Economy & Energy

Europe Wants Its Own Money. The EU's New Budget Proposal Is Really About Political Power

Nexus Europa Newsroom
Posted July 16, 2026 · 0 views
Europe Wants Its Own Money. The EU's New Budget Proposal Is Really About Political Power

The European Commission's proposal for new EU budget revenues is about more than taxes. By linking funding to carbon imports, e-waste and large corporations, Brussels is taking another step towards greater fiscal autonomy—and a more strategically independent European Union.

For decades, the European Union has depended on its member states to finance its ambitions. Every new priority—from supporting Ukraine to investing in defence or green industry—has ultimately required national governments to agree on who pays.

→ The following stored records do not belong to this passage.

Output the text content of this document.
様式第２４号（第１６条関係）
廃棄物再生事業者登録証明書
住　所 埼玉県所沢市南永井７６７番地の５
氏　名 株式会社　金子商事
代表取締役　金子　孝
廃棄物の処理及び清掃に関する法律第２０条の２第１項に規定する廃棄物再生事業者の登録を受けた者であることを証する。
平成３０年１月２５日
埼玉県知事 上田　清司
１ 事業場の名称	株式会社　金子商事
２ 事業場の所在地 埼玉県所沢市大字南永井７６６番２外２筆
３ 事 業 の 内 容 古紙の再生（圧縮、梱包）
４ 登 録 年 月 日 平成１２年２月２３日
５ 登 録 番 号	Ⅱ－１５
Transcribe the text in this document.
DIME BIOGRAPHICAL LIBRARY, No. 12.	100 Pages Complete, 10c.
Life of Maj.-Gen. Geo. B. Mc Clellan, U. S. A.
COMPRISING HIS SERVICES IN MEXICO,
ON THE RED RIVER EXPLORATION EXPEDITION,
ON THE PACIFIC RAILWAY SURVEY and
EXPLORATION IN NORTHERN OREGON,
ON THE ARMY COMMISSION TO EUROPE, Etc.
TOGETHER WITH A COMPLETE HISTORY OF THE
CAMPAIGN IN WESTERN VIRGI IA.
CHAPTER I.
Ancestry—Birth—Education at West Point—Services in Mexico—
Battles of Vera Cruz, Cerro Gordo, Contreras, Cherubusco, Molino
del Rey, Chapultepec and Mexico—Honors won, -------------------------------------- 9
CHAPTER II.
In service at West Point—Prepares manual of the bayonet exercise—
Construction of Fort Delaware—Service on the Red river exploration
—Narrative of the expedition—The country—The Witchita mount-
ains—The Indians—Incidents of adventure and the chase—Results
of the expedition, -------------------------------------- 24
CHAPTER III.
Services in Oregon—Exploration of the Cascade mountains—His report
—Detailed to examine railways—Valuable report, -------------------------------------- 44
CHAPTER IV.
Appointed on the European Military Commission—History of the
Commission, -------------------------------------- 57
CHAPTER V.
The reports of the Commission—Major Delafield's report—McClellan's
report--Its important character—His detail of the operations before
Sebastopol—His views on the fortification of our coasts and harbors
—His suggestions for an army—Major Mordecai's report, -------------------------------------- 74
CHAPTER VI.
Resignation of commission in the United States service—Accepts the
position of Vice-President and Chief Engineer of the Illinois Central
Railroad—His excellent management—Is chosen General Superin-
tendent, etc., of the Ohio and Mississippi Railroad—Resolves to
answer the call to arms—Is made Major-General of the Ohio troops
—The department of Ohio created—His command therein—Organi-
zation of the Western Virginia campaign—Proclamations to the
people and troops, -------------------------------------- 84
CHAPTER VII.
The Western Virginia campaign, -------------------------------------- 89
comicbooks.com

Brussels now wants to change that.

Alongside its proposed 2028–2034 budget, the European Commission has unveiled a package of new "own resources" that would generate revenue directly for the European Union. The measures include income from the Carbon Border Adjustment Mechanism (CBAM), a levy linked to electronic waste and a new contribution from Europe's largest corporations.

Presented as budget reform, the proposal signals something much larger: Europe is quietly building the financial foundations of a more sovereign Union.

The End of the Old Budget Model

The EU's financial architecture was designed for a different Europe.

When the long-term budget was created, the Union financed agricultural subsidies, regional development and infrastructure. Today, it is expected to strengthen Europe's defence industry, compete with Chinese manufacturing, finance the green transition, protect critical infrastructure, support Ukraine and repay the common debt raised during the pandemic.

Europe Wants Its Own Money. The EU's New Budget Proposal Is Really About Political Power

Those responsibilities have expanded much faster than the system designed to fund them.

Every seven years, negotiations over the Multiannual Financial Framework become a familiar contest between net contributors and net beneficiaries, with governments calculating how much they will pay into Brussels and how much they will receive back.

For a Union that increasingly speaks the language of strategic autonomy, the financing model still reflects the politics of the 1990s.

Turning European Policies Into European Revenue

The Commission's proposal would begin changing that equation.

One of the largest new revenue streams would come from the Carbon Border Adjustment Mechanism. Originally introduced to prevent carbon leakage and protect European industry, CBAM would now become more than a climate instrument. Revenue collected from carbon-intensive imports would also help finance the EU itself.

Another proposal links contributions to electronic waste, encouraging member states to improve recycling while simultaneously creating a predictable source of income for the European budget.

Brussels also wants Europe's biggest companies to contribute through a new mechanism known as Corporate Resource for Europe (CORE). Rather than creating a fully-fledged EU corporate tax, the proposal asks multinational businesses benefiting from the single market to contribute directly to financing it.

Together with revenues from emissions trading and tobacco-related duties, the package represents the Commission's most ambitious attempt in years to expand the Union's independent financial base.

Fiscal Autonomy Is Becoming Strategic Autonomy

The proposal fits into a broader pattern that has emerged since the pandemic and accelerated after Russia's full-scale invasion of Ukraine.

Europe has increasingly centralised policies once considered exclusively national. It jointly purchased vaccines, borrowed hundreds of billions of euros through NextGenerationEU, launched common defence financing, accelerated industrial policy and expanded coordinated support for Ukraine.

Each crisis has pushed Brussels into areas that previously belonged to national governments.

The budget proposal follows the same trajectory.

Rather than asking member states for larger annual contributions every time Europe faces a new strategic challenge, the Commission wants the Union to finance a greater share of its priorities through its own revenue streams.

That would not simply make budgeting easier. It would make the EU less dependent on political bargaining in twenty-seven national capitals every time collective action is required.

The Real Negotiation Begins Now

Whether the proposal survives in its current form remains uncertain.

Changes to the EU's system of own resources require unanimous approval, giving every member state an effective veto. Governments wary of transferring fiscal authority to Brussels are likely to resist, while others may argue that new European revenues reduce pressure on already strained national budgets.

Business groups are also expected to challenge new corporate contributions, warning that additional levies could weaken Europe's competitiveness.

The debate, however, extends beyond taxation.

It is about who should ultimately possess the financial capacity to act when Europe faces geopolitical crises.

Europe's Quiet Constitutional Shift

Europe Wants Its Own Money. The EU's New Budget Proposal Is Really About Political Power

The Commission is not simply proposing new taxes.

It is asking whether the European Union should continue functioning as a political project financed almost entirely by national governments—or whether it should begin operating with financial resources that increasingly belong to Europe itself.

That distinction may sound technical.

In reality, it is one of the clearest indicators of where European integration is heading.

For years, Brussels has spoken about strategic autonomy in defence, energy and technology. The next stage may prove impossible without something far less visible but equally transformative: fiscal autonomy.

And that makes this budget proposal about much more than balancing accounts. It is about redefining where political power inside the European Union ultimately resides.